Morphism with connected fibers induce surjection on fundamental groups?

Assuming that your map $f\colon X \rightarrow Y$ is a map of CW complexes, the answer is yes.

In fact, you can get away with quite a bit less. Assume that $X$ and $Y$ are arbitrary CW complexes equipped with basepoints $x_0 \in X^{(0)}$ and $y_0 \in Y^{(0)}$ and that $f\colon (X,x_0) \rightarrow (Y,y_0)$ is a map of CW complexes. Furthermore, assume that for all vertices $v \in Y^{(0)}$, the preimage $f^{-1}(v)$ is connected and that for all $1$-simplices $e$ of $Y$, there is some $1$-simplex $E$ of $X$ that is taken to $e$ by $f$. Then I claim that $f_{\ast}\colon \pi_1(X,x_0) \rightarrow \pi_1(Y,y_0)$ is surjective.

There is probably some fancy way of seeing this, but here's a down-to-earth argument. Every element of $\pi_1(Y,y_0)$ can be represented by an edge path in the $1$-skeleton. Let $e_1,e_2,\ldots,e_k$ be the edges traversed by that edge path. The lift to $X$ is then as follows:

  1. Start at $x_0$.
  2. There is some edge $E_1$ of $X$ projecting to $e_1$; move in the fiber $f^{-1}(y_0)$ to the starting point of $E_1$ and then go across $E_1$.
  3. Letting $y_1$ be the ending point of $e_1$, there again exists some edge $E_2$ of $X$ projecting to $e_2$. Move in the fiber $f^{-1}(y_1)$ to the starting point of $E_2$ and then go across $E_2$.
  4. etc.
  5. At the end of this process, you'll end up at a point of $f^{-1}(y_0)$. Move in the fiber $f^{-1}(x_0)$ back to $x_0$, closing up the loop.

This answer is a complement to Andy's one.
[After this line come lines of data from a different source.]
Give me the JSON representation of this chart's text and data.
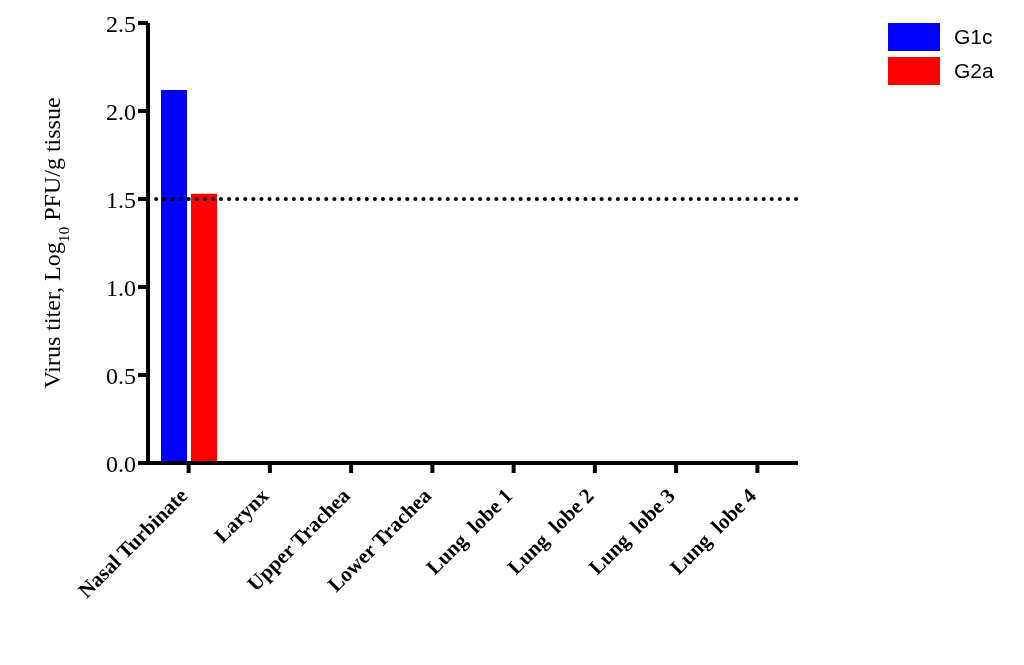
{
  "chart_data": {
    "type": "bar",
    "ylabel": "Virus titer, Log$_{10}$ PFU/g tissue",
    "categories": [
      "Nasal Turbinate",
      "Larynx",
      "Upper Trachea",
      "Lower Trachea",
      "Lung  lobe 1",
      "Lung  lobe 2",
      "Lung  lobe 3",
      "Lung  lobe 4"
    ],
    "series": [
      {
        "name": "G1c",
        "color": "#0000ff",
        "values": [
          2.12,
          null,
          null,
          null,
          null,
          null,
          null,
          null
        ]
      },
      {
        "name": "G2a",
        "color": "#ff0000",
        "values": [
          1.53,
          null,
          null,
          null,
          null,
          null,
          null,
          null
        ]
      }
    ],
    "ylim": [
      0,
      2.5
    ],
    "yticks": [
      {
        "value": 0,
        "label": "0.0"
      },
      {
        "value": 0.5,
        "label": "0.5"
      },
      {
        "value": 1,
        "label": "1.0"
      },
      {
        "value": 1.5,
        "label": "1.5"
      },
      {
        "value": 2,
        "label": "2.0"
      },
      {
        "value": 2.5,
        "label": "2.5"
      }
    ],
    "ref_lines": [
      {
        "axis": "y",
        "value": 1.5,
        "label": null,
        "color": "#000000",
        "line_style": "dotted"
      }
    ],
    "grid": false,
    "legend": "top right"
  }
}
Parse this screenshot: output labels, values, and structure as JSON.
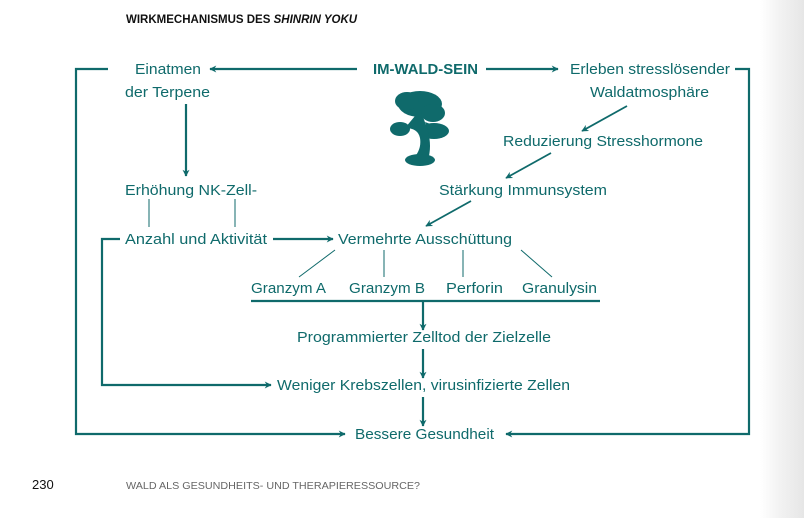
{
  "header": {
    "title_prefix": "WIRKMECHANISMUS DES ",
    "title_italic": "SHINRIN YOKU"
  },
  "colors": {
    "accent": "#0f6a6b",
    "text": "#111111",
    "footer": "#666666"
  },
  "diagram": {
    "center": "IM-WALD-SEIN",
    "tree_icon": "bonsai-tree-icon",
    "left_1": "Einatmen",
    "left_2": "der Terpene",
    "left_3": "Erhöhung NK-Zell-",
    "left_4": "Anzahl und Aktivität",
    "right_1": "Erleben stresslösender",
    "right_2": "Waldatmosphäre",
    "right_3": "Reduzierung Stresshormone",
    "right_4": "Stärkung Immunsystem",
    "release": "Vermehrte Ausschüttung",
    "substances": [
      "Granzym A",
      "Granzym B",
      "Perforin",
      "Granulysin"
    ],
    "step_1": "Programmierter Zelltod der Zielzelle",
    "step_2": "Weniger Krebszellen, virusinfizierte Zellen",
    "result": "Bessere Gesundheit"
  },
  "footer": {
    "page_number": "230",
    "running_title": "WALD ALS GESUNDHEITS- UND THERAPIERESSOURCE?"
  }
}
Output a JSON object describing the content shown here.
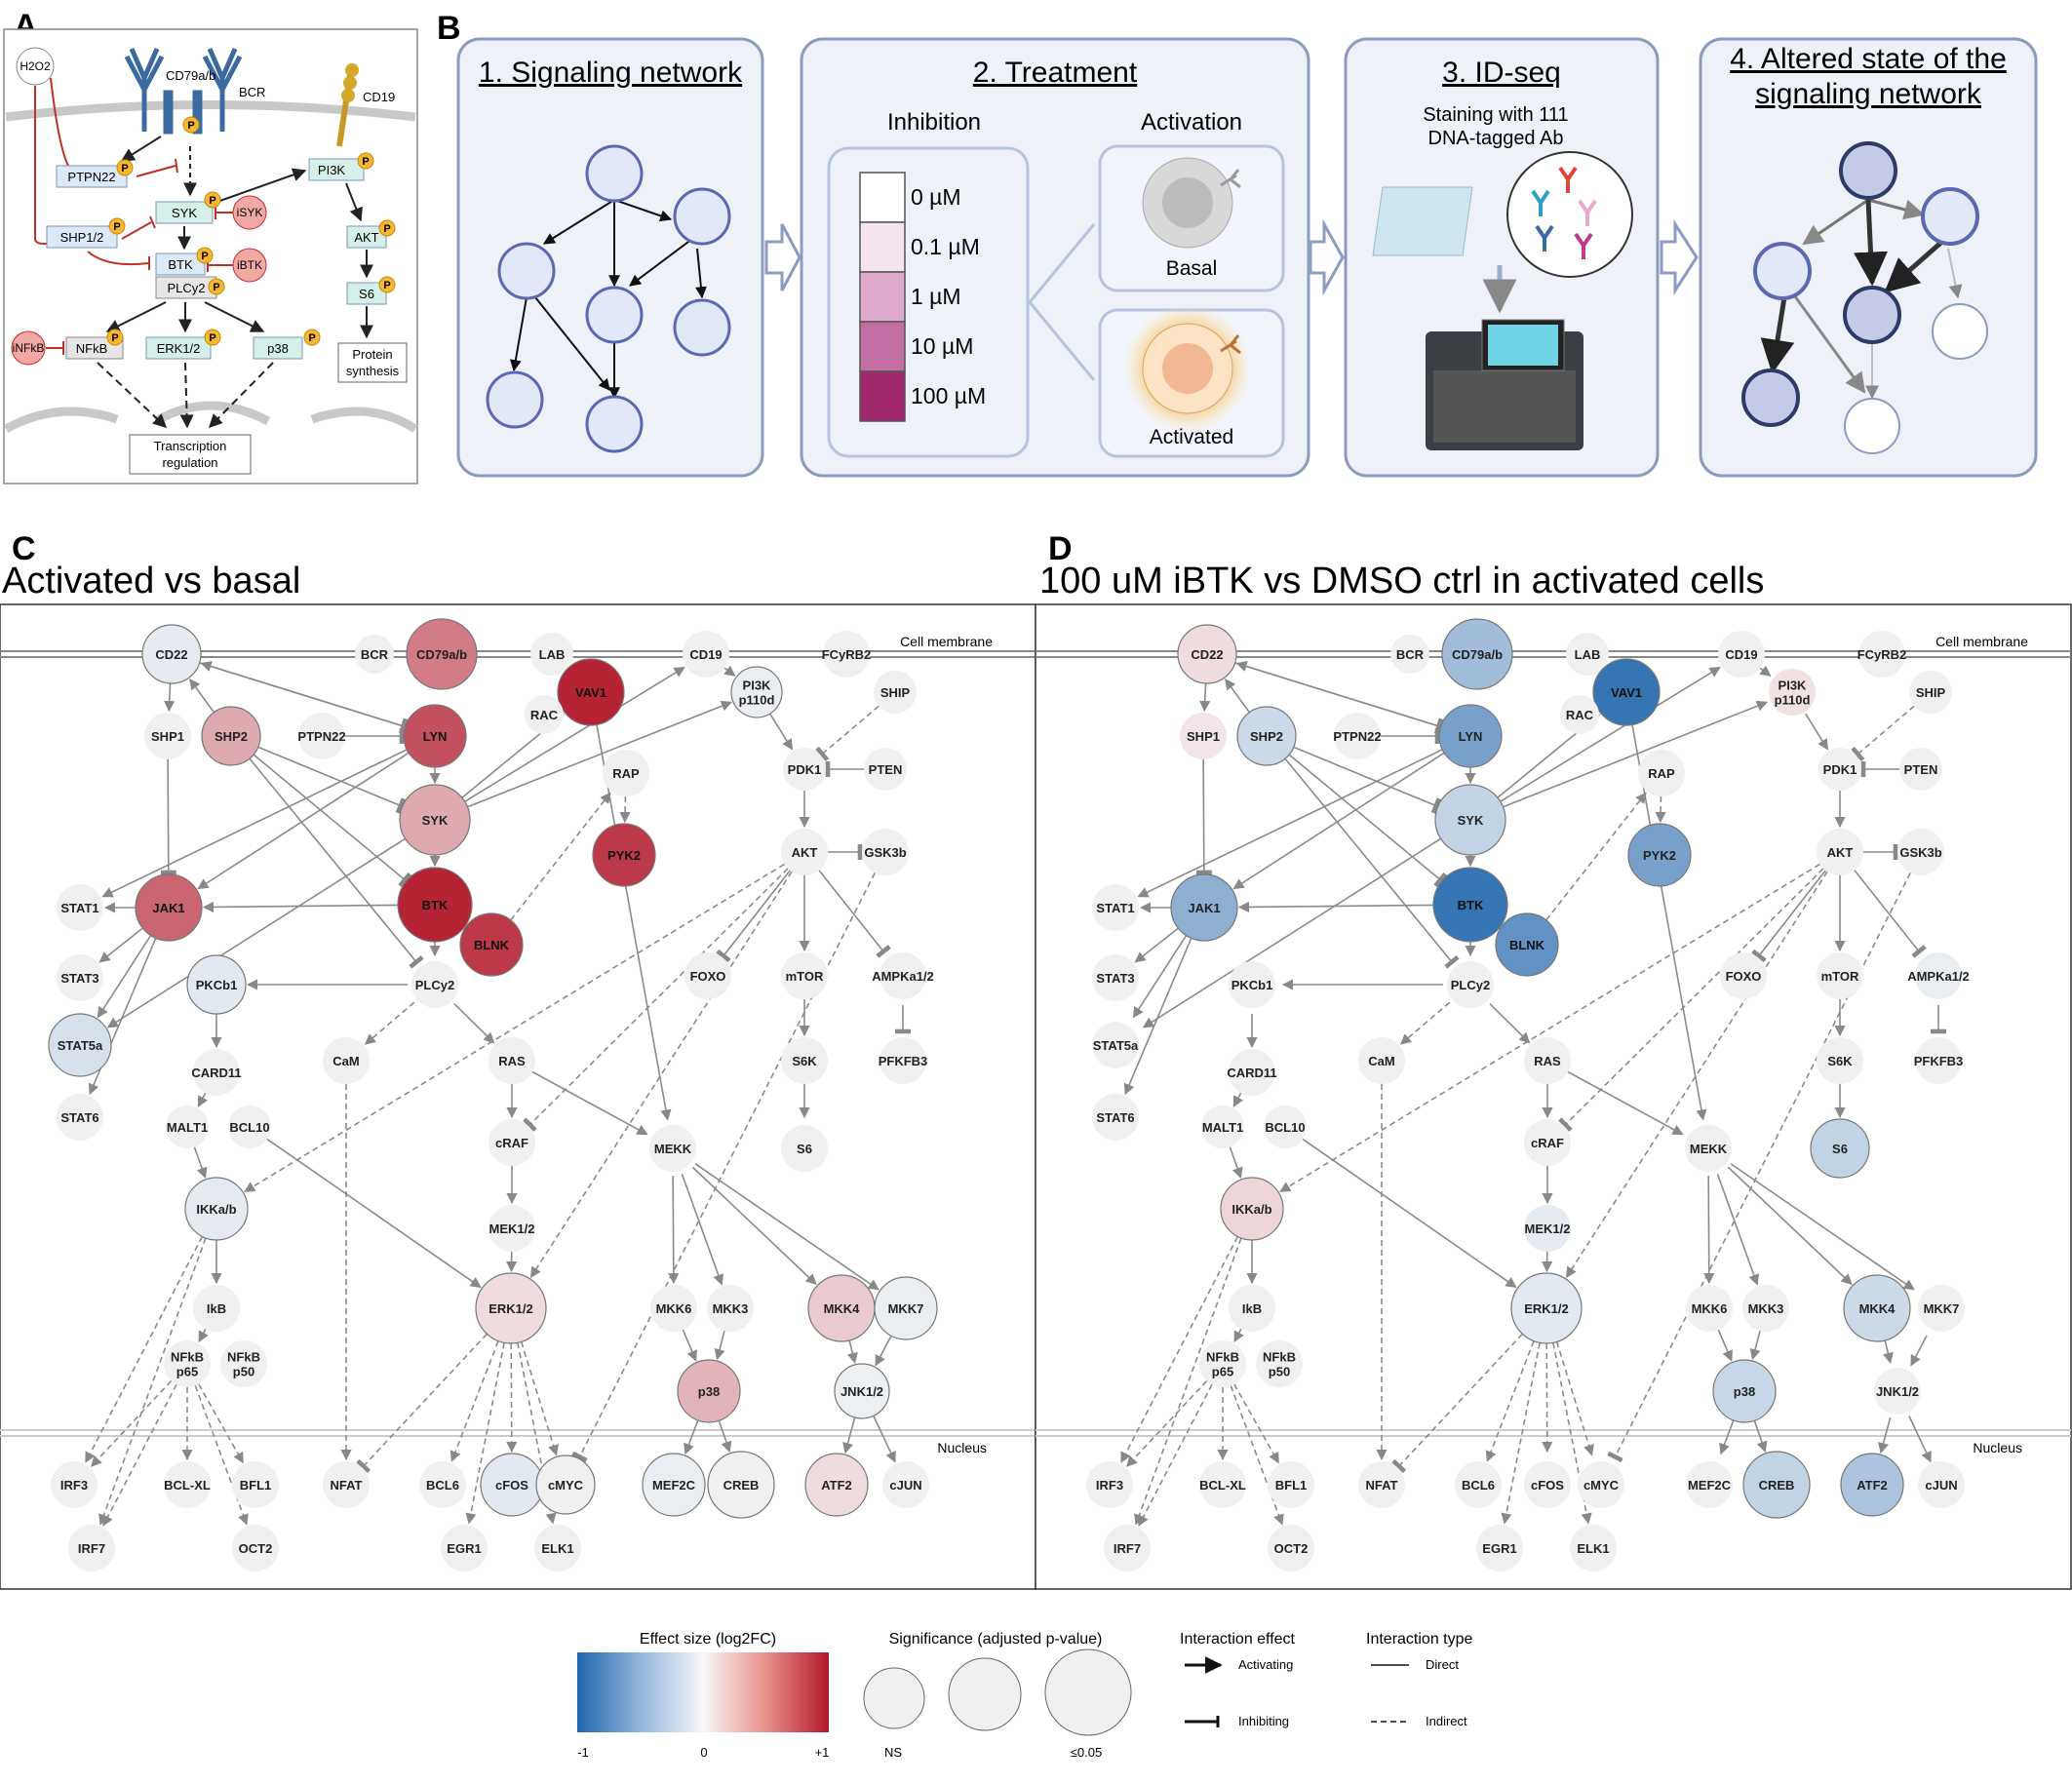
{
  "panels": {
    "A": {
      "letter": "A"
    },
    "B": {
      "letter": "B"
    },
    "C": {
      "letter": "C",
      "title": "Activated vs basal"
    },
    "D": {
      "letter": "D",
      "title": "100 uM iBTK vs DMSO ctrl in activated cells"
    }
  },
  "panelA": {
    "h2o2": "H2O2",
    "bcr": "BCR",
    "cd79": "CD79a/b",
    "cd19": "CD19",
    "pi3k": "PI3K",
    "ptpn22": "PTPN22",
    "syk": "SYK",
    "isyk": "iSYK",
    "shp": "SHP1/2",
    "btk": "BTK",
    "ibtk": "iBTK",
    "plcy2": "PLCy2",
    "akt": "AKT",
    "s6": "S6",
    "infkb": "iNFkB",
    "nfkb": "NFkB",
    "erk": "ERK1/2",
    "p38": "p38",
    "protein": [
      "Protein",
      "synthesis"
    ],
    "transcription": [
      "Transcription",
      "regulation"
    ],
    "p": "P"
  },
  "panelB": {
    "step1": "1. Signaling network",
    "step2": "2. Treatment",
    "step3": "3. ID-seq",
    "step4": [
      "4. Altered state of the",
      "signaling network"
    ],
    "inhibition": "Inhibition",
    "activation": "Activation",
    "doses": [
      "0 µM",
      "0.1 µM",
      "1 µM",
      "10 µM",
      "100 µM"
    ],
    "dose_colors": [
      "#ffffff",
      "#f4e4ee",
      "#dfaacb",
      "#c26ea2",
      "#a3296d"
    ],
    "basal": "Basal",
    "activated": "Activated",
    "staining": [
      "Staining with 111",
      "DNA-tagged Ab"
    ]
  },
  "network": {
    "cell_membrane": "Cell membrane",
    "nucleus": "Nucleus"
  },
  "nodes": [
    {
      "id": "CD22",
      "label": "CD22"
    },
    {
      "id": "BCR",
      "label": "BCR"
    },
    {
      "id": "CD79",
      "label": "CD79a/b"
    },
    {
      "id": "LAB",
      "label": "LAB"
    },
    {
      "id": "CD19",
      "label": "CD19"
    },
    {
      "id": "FCYRB2",
      "label": "FCyRB2"
    },
    {
      "id": "VAV1",
      "label": "VAV1"
    },
    {
      "id": "RAC",
      "label": "RAC"
    },
    {
      "id": "PI3K",
      "label": "PI3K p110d"
    },
    {
      "id": "SHIP",
      "label": "SHIP"
    },
    {
      "id": "SHP1",
      "label": "SHP1"
    },
    {
      "id": "SHP2",
      "label": "SHP2"
    },
    {
      "id": "PTPN22",
      "label": "PTPN22"
    },
    {
      "id": "LYN",
      "label": "LYN"
    },
    {
      "id": "RAP",
      "label": "RAP"
    },
    {
      "id": "PDK1",
      "label": "PDK1"
    },
    {
      "id": "PTEN",
      "label": "PTEN"
    },
    {
      "id": "SYK",
      "label": "SYK"
    },
    {
      "id": "PYK2",
      "label": "PYK2"
    },
    {
      "id": "AKT",
      "label": "AKT"
    },
    {
      "id": "GSK3B",
      "label": "GSK3b"
    },
    {
      "id": "STAT1",
      "label": "STAT1"
    },
    {
      "id": "JAK1",
      "label": "JAK1"
    },
    {
      "id": "BTK",
      "label": "BTK"
    },
    {
      "id": "BLNK",
      "label": "BLNK"
    },
    {
      "id": "STAT3",
      "label": "STAT3"
    },
    {
      "id": "PKCB1",
      "label": "PKCb1"
    },
    {
      "id": "PLCY2",
      "label": "PLCy2"
    },
    {
      "id": "FOXO",
      "label": "FOXO"
    },
    {
      "id": "MTOR",
      "label": "mTOR"
    },
    {
      "id": "AMPK",
      "label": "AMPKa1/2"
    },
    {
      "id": "STAT5A",
      "label": "STAT5a"
    },
    {
      "id": "CAM",
      "label": "CaM"
    },
    {
      "id": "RAS",
      "label": "RAS"
    },
    {
      "id": "S6K",
      "label": "S6K"
    },
    {
      "id": "PFKFB3",
      "label": "PFKFB3"
    },
    {
      "id": "CARD11",
      "label": "CARD11"
    },
    {
      "id": "STAT6",
      "label": "STAT6"
    },
    {
      "id": "MALT1",
      "label": "MALT1"
    },
    {
      "id": "BCL10",
      "label": "BCL10"
    },
    {
      "id": "CRAF",
      "label": "cRAF"
    },
    {
      "id": "MEKK",
      "label": "MEKK"
    },
    {
      "id": "S6",
      "label": "S6"
    },
    {
      "id": "IKK",
      "label": "IKKa/b"
    },
    {
      "id": "MEK12",
      "label": "MEK1/2"
    },
    {
      "id": "IKB",
      "label": "IkB"
    },
    {
      "id": "ERK12",
      "label": "ERK1/2"
    },
    {
      "id": "MKK6",
      "label": "MKK6"
    },
    {
      "id": "MKK3",
      "label": "MKK3"
    },
    {
      "id": "MKK4",
      "label": "MKK4"
    },
    {
      "id": "MKK7",
      "label": "MKK7"
    },
    {
      "id": "NFKB65",
      "label": "NFkB p65"
    },
    {
      "id": "NFKB50",
      "label": "NFkB p50"
    },
    {
      "id": "P38",
      "label": "p38"
    },
    {
      "id": "JNK12",
      "label": "JNK1/2"
    },
    {
      "id": "IRF3",
      "label": "IRF3"
    },
    {
      "id": "BCLXL",
      "label": "BCL-XL"
    },
    {
      "id": "BFL1",
      "label": "BFL1"
    },
    {
      "id": "NFAT",
      "label": "NFAT"
    },
    {
      "id": "BCL6",
      "label": "BCL6"
    },
    {
      "id": "CFOS",
      "label": "cFOS"
    },
    {
      "id": "CMYC",
      "label": "cMYC"
    },
    {
      "id": "MEF2C",
      "label": "MEF2C"
    },
    {
      "id": "CREB",
      "label": "CREB"
    },
    {
      "id": "ATF2",
      "label": "ATF2"
    },
    {
      "id": "CJUN",
      "label": "cJUN"
    },
    {
      "id": "IRF7",
      "label": "IRF7"
    },
    {
      "id": "OCT2",
      "label": "OCT2"
    },
    {
      "id": "EGR1",
      "label": "EGR1"
    },
    {
      "id": "ELK1",
      "label": "ELK1"
    }
  ],
  "effects_C": {
    "CD79": 0.55,
    "VAV1": 0.95,
    "LYN": 0.75,
    "SYK": 0.35,
    "BTK": 0.95,
    "BLNK": 0.85,
    "SHP2": 0.35,
    "PYK2": 0.85,
    "JAK1": 0.65,
    "MKK4": 0.2,
    "P38": 0.3,
    "ATF2": 0.12,
    "ERK12": 0.12,
    "CD22": -0.08,
    "PI3K": -0.06,
    "PKCB1": -0.1,
    "STAT5A": -0.15,
    "IKK": -0.08,
    "CFOS": -0.1,
    "MKK7": -0.06,
    "MEF2C": -0.06,
    "JNK12": -0.05
  },
  "significance_C": [
    "CD22",
    "CD79",
    "VAV1",
    "PI3K",
    "SHP2",
    "LYN",
    "SYK",
    "PYK2",
    "JAK1",
    "BTK",
    "BLNK",
    "PKCB1",
    "STAT5A",
    "IKK",
    "ERK12",
    "MKK4",
    "MKK7",
    "P38",
    "MEF2C",
    "CREB",
    "ATF2",
    "CFOS",
    "CMYC",
    "JNK12"
  ],
  "effects_D": {
    "CD22": 0.12,
    "CD79": -0.4,
    "VAV1": -0.9,
    "PI3K": 0.1,
    "SHP1": 0.08,
    "SHP2": -0.2,
    "LYN": -0.6,
    "SYK": -0.25,
    "PYK2": -0.6,
    "JAK1": -0.5,
    "BTK": -0.9,
    "BLNK": -0.7,
    "AMPK": -0.06,
    "S6": -0.25,
    "IKK": 0.15,
    "MEK12": -0.08,
    "ERK12": -0.1,
    "MKK4": -0.2,
    "P38": -0.22,
    "CREB": -0.25,
    "ATF2": -0.35
  },
  "significance_D": [
    "CD22",
    "CD79",
    "VAV1",
    "SHP2",
    "LYN",
    "SYK",
    "PYK2",
    "JAK1",
    "BTK",
    "BLNK",
    "S6",
    "IKK",
    "ERK12",
    "MKK4",
    "P38",
    "CREB",
    "ATF2"
  ],
  "legend": {
    "effect_title": "Effect size (log2FC)",
    "effect_ticks": [
      "-1",
      "0",
      "+1"
    ],
    "sig_title": "Significance (adjusted p-value)",
    "sig_ns": "NS",
    "sig_max": "≤0.05",
    "interaction_effect": "Interaction effect",
    "activating": "Activating",
    "inhibiting": "Inhibiting",
    "interaction_type": "Interaction type",
    "direct": "Direct",
    "indirect": "Indirect"
  },
  "colors": {
    "positive": "#b2182b",
    "negative": "#2166ac",
    "neutral_node": "#f0f0f0",
    "panel_frame": "#8c9bbf",
    "panel_fill": "#eef1f7",
    "b_node": "#e3e8f8",
    "b_node_stroke": "#5b6ab0"
  }
}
If $X$ and $Y$ are complex algebraic varieties then you have the following fact (see more generally Kollár "Shafarevich maps and automorphic forms" Proposition 2.10.2):

If $X$, $Y$ are irreducible algebraic varieties with $Y$ normal and $f:X\to Y$ is a dominant morphism such that the geometric generic fiber is connected then $f_*:\pi_1(X)\to \pi_1(Y)$ is surjective.

In case $Y$ is not normal then the above fact is not true. Take $Y=$ nodal cubic, $X=$ normalization of $Y$ minus one of the two preimages of the node. This situation is realized topologically as follows: it's the map from the sphere minus North Pole to the sphere with North Pole and South Pole identified. (Deleting one of the two points is not necessary to provide a counterexample to the above fact but it provides a counterexample with connected fibers, which is the case you are interested in).